South Africa is set to implement major new financial and crypto-asset reporting obligations from 1 March 2026, with the adoption of the OECD Crypto-Asset Reporting Framework (CARF) and a revised Common Reporting Standard (CRS).
The change represents “a significant advancement in compliance with international tax standards, and the eradication of crypto-tax evasion”, says Jashwin Baijoo, partner and head of strategic engagement and compliance at Tax Consulting SA. These changes will affect financial institutions, crypto-asset service providers (CASPs), and account holders, requiring expanded disclosure, due diligence, and record-keeping.
Baijoo explains that the implementation of CARF and the updated CRS aims to enable an automatic exchange of tax-related information for both traditional financial accounts and crypto assets.
Crypto-Asset Reporting Framework
CARF is codified in Notice R.6887 of Government Gazette No. 53735, dated 28 November 2025.
The framework places reporting obligations on what are defined as reporting CASPs, including exchanges, custodians, and trading platforms operating in South Africa or serving persons with a South African tax nexus.
Reporting CASPs – including businesses or individuals who offer crypto exchange services, custody, or trading platforms – must validate user tax residency through self-certifications and retain documentation for a minimum of five years.
According to Baijoo, CASPs must:
- Identify individuals and entities subject to the reporting requirements.
- Promote tax transparency on reportable transactions.
- Implement rigorous due diligence procedures to identify crypto-asset users and controlling persons across jurisdictions.
- Validate users’ tax residency via self-certifications.
- Retain all documentation, including user Identity Documents, certifications, and transaction records, for at least five years.
Non-compliance may lead to suspension of customer relationships and potential penalties under tax law.
Updated Common Reporting Standard
The revised CRS is codified in Notice R.6886 in the same Gazette.
Baijoo highlights that from March 2026, South African financial institutions – including banks and investment entities – must comply with enhanced due diligence and expanded reporting obligations.
These revisions are intended to bring within scope certain electronic money products and Central Bank Digital Currencies, plus possibly other financial intermediaries and asset classes.
Under the revised CRS, institutions must identify “reportable persons” and report account data, including balances, gross interest, dividends, and other standard financial-account information.
Baijoo further suggests that this broader framework complements CARF – meaning that both traditional financial accounts and crypto-asset holdings/transfers may now be subject to automatic exchanges of information.

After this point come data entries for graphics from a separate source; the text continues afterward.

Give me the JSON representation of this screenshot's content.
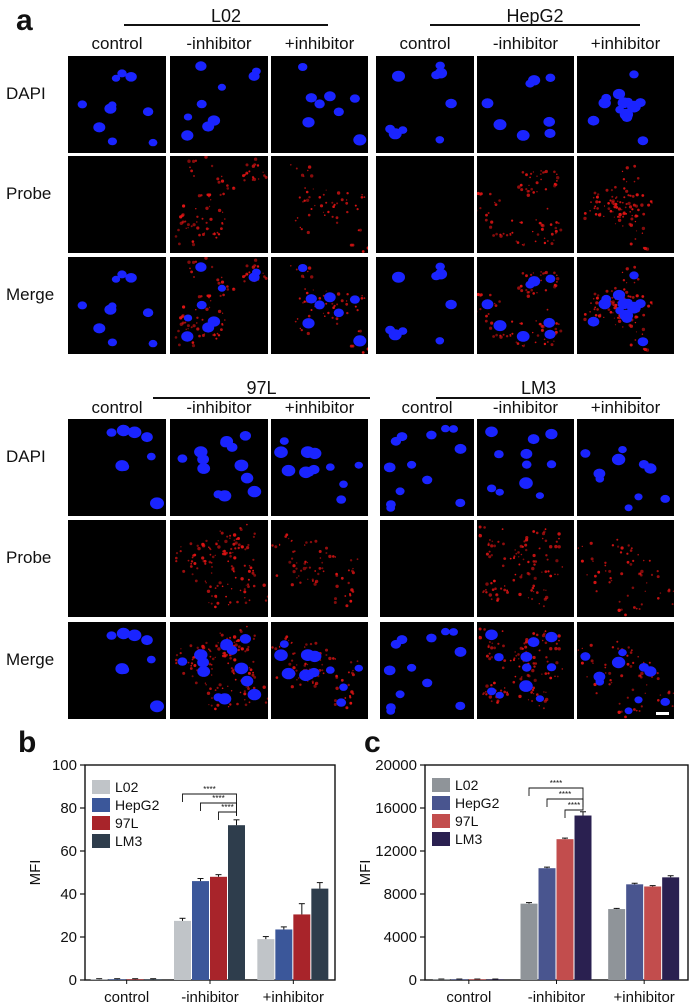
{
  "panel_labels": {
    "a": "a",
    "b": "b",
    "c": "c"
  },
  "micrograph_groups": [
    {
      "title": "L02",
      "columns": [
        "control",
        "-inhibitor",
        "+inhibitor"
      ],
      "rows": [
        "DAPI",
        "Probe",
        "Merge"
      ]
    },
    {
      "title": "HepG2",
      "columns": [
        "control",
        "-inhibitor",
        "+inhibitor"
      ],
      "rows": []
    },
    {
      "title": "97L",
      "columns": [
        "control",
        "-inhibitor",
        "+inhibitor"
      ],
      "rows": [
        "DAPI",
        "Probe",
        "Merge"
      ]
    },
    {
      "title": "LM3",
      "columns": [
        "control",
        "-inhibitor",
        "+inhibitor"
      ],
      "rows": []
    }
  ],
  "colors": {
    "dapi": "#1a24ff",
    "probe": "#e01414",
    "L02": "#c0c4c8",
    "HepG2": "#3b579a",
    "97L": "#a8242a",
    "LM3": "#2e3d4c",
    "L02_c": "#8f9499",
    "HepG2_c": "#49558f",
    "97L_c": "#c24d4d",
    "LM3_c": "#2a2050"
  },
  "chart_data": [
    {
      "type": "bar",
      "panel": "b",
      "title": "",
      "xlabel": "",
      "ylabel": "MFI",
      "categories": [
        "control",
        "-inhibitor",
        "+inhibitor"
      ],
      "yticks": [
        0,
        20,
        40,
        60,
        80,
        100
      ],
      "ylim": [
        0,
        100
      ],
      "legend_position": "top-left",
      "series": [
        {
          "name": "L02",
          "values": [
            0.3,
            27.5,
            19.0
          ],
          "errors": [
            0.3,
            1.2,
            1.2
          ]
        },
        {
          "name": "HepG2",
          "values": [
            0.3,
            46.0,
            23.5
          ],
          "errors": [
            0.3,
            1.2,
            1.2
          ]
        },
        {
          "name": "97L",
          "values": [
            0.3,
            48.0,
            30.5
          ],
          "errors": [
            0.3,
            1.0,
            5.0
          ]
        },
        {
          "name": "LM3",
          "values": [
            0.3,
            72.0,
            42.5
          ],
          "errors": [
            0.3,
            2.5,
            2.8
          ]
        }
      ],
      "significance": [
        {
          "from": "L02",
          "to": "LM3",
          "category": "-inhibitor",
          "label": "****"
        },
        {
          "from": "HepG2",
          "to": "LM3",
          "category": "-inhibitor",
          "label": "****"
        },
        {
          "from": "97L",
          "to": "LM3",
          "category": "-inhibitor",
          "label": "****"
        }
      ]
    },
    {
      "type": "bar",
      "panel": "c",
      "title": "",
      "xlabel": "",
      "ylabel": "MFI",
      "categories": [
        "control",
        "-inhibitor",
        "+inhibitor"
      ],
      "yticks": [
        0,
        4000,
        8000,
        12000,
        16000,
        20000
      ],
      "ylim": [
        0,
        20000
      ],
      "legend_position": "top-left",
      "series": [
        {
          "name": "L02",
          "values": [
            60,
            7100,
            6600
          ],
          "errors": [
            30,
            100,
            60
          ]
        },
        {
          "name": "HepG2",
          "values": [
            60,
            10400,
            8900
          ],
          "errors": [
            30,
            100,
            100
          ]
        },
        {
          "name": "97L",
          "values": [
            60,
            13100,
            8700
          ],
          "errors": [
            30,
            100,
            80
          ]
        },
        {
          "name": "LM3",
          "values": [
            60,
            15300,
            9550
          ],
          "errors": [
            30,
            350,
            150
          ]
        }
      ],
      "significance": [
        {
          "from": "L02",
          "to": "LM3",
          "category": "-inhibitor",
          "label": "****"
        },
        {
          "from": "HepG2",
          "to": "LM3",
          "category": "-inhibitor",
          "label": "****"
        },
        {
          "from": "97L",
          "to": "LM3",
          "category": "-inhibitor",
          "label": "****"
        }
      ]
    }
  ]
}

Enforcement and regulatory co-ordination
Baijoo underscores that CARF and CRS are mandatory – not optional or advisory. He notes that South Africa participates in multilateral agreements for information exchange, which significantly increases the risk of exposure for unreported accounts.

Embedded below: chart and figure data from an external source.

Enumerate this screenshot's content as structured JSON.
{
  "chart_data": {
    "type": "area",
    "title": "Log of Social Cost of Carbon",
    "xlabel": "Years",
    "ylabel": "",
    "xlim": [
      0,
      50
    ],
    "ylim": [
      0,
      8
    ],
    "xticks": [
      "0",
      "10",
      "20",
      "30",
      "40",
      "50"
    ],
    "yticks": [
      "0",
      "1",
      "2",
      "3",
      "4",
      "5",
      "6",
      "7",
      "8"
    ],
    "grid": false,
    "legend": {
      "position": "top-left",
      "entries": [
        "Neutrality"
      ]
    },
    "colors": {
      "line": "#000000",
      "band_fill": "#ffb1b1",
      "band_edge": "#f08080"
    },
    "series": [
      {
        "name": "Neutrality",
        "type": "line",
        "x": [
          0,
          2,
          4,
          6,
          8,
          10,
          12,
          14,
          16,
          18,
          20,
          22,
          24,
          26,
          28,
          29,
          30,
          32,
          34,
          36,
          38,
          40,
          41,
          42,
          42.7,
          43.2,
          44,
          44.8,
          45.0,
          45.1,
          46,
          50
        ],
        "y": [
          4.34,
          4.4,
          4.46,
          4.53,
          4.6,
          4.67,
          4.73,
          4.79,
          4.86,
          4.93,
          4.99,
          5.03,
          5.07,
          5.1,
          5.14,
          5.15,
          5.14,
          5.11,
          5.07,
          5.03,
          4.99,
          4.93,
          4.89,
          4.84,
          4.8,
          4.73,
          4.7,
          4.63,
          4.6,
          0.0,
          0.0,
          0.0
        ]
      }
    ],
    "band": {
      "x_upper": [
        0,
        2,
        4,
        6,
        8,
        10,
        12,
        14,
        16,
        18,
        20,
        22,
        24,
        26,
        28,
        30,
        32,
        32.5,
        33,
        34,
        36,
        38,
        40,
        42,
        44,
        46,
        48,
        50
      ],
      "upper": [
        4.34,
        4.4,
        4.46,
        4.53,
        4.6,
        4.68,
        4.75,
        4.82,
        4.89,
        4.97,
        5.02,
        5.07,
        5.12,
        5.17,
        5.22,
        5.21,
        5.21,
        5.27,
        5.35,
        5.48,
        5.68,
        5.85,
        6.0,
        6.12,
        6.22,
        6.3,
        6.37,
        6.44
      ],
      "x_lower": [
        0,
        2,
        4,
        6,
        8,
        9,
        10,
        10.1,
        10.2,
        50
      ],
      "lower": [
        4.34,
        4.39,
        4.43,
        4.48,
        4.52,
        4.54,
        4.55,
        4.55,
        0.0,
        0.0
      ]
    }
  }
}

In particular, he points to a co-ordinated enforcement stance between the South African Reserve Bank and the South African Revenue Service under existing working groups. As a result, crypto-asset taxation and enforcement of historic non-declaration (including offshore assets) receive priority.
Given this broader scope, Baijoo warns that taxpayers should no longer rely on the assumption that crypto gains are outside SARS’s reach – be they locally or offshore.
In addition to tax compliance, there are exchange control considerations: licensed authorised dealers (commercial banks) handle foreign exchange transactions under the SARB’s mandate. For complex or large transactions, matters may be referred to specialist SARB teams. Therefore, compliance will likely require co-ordination between tax, exchange control, and financial services regulation.
Implications for crypto traders and investors
According to Baijoo, the era when crypto traders could assume their assets were beyond SARS’s purview is over. He argues that crypto-related activities – even if held “on-platform” and not realised into fiat – may carry stringent reporting requirements and possibly tax liabilities.
“Crypto-related activities, even though on-platform, and perhaps not realised for fiat gain, do carry with them stringent reporting requirements, including declaration and payment of taxes due on the benefits derived thereon.”
For traders and investors, the practical implication is clear: maintain full and accurate records of all crypto transactions (dates, amounts, counterparties, values, wallet addresses, etc.), tax-residency status, and any relevant documentation tied to the user or controlling person.
Baijoo recommends seeking professional tax advice rather than attempting to self-remedy any past non-declaration issues.
A path for remediation: voluntary disclosure
For taxpayers concerned about past undeclared crypto-asset gains or holdings, Baijoo suggests that SARS’s Voluntary Disclosure Programme (VDP) may provide a viable route to regularise their tax affairs.
Through the VDP, taxpayers could mitigate potential penalties and reduce the risk of criminal prosecution, provided disclosures are made before formal investigations.
Transition timeline
Although CARF and CRS regulations take effect on 1 March 2026, Baijoo notes that many financial institutions and CASPs will need to update their systems, KYC/AML processes, and reporting pipelines in advance.
Given the international exchange agreements and existing co-operation between SARS and SARB, individuals and entities with undeclared crypto holdings or offshore accounts may face increasing exposure even before 2026.
Disclaimer: The information in this article is a general guide and should not be used as a substitute for obtaining professional tax advice.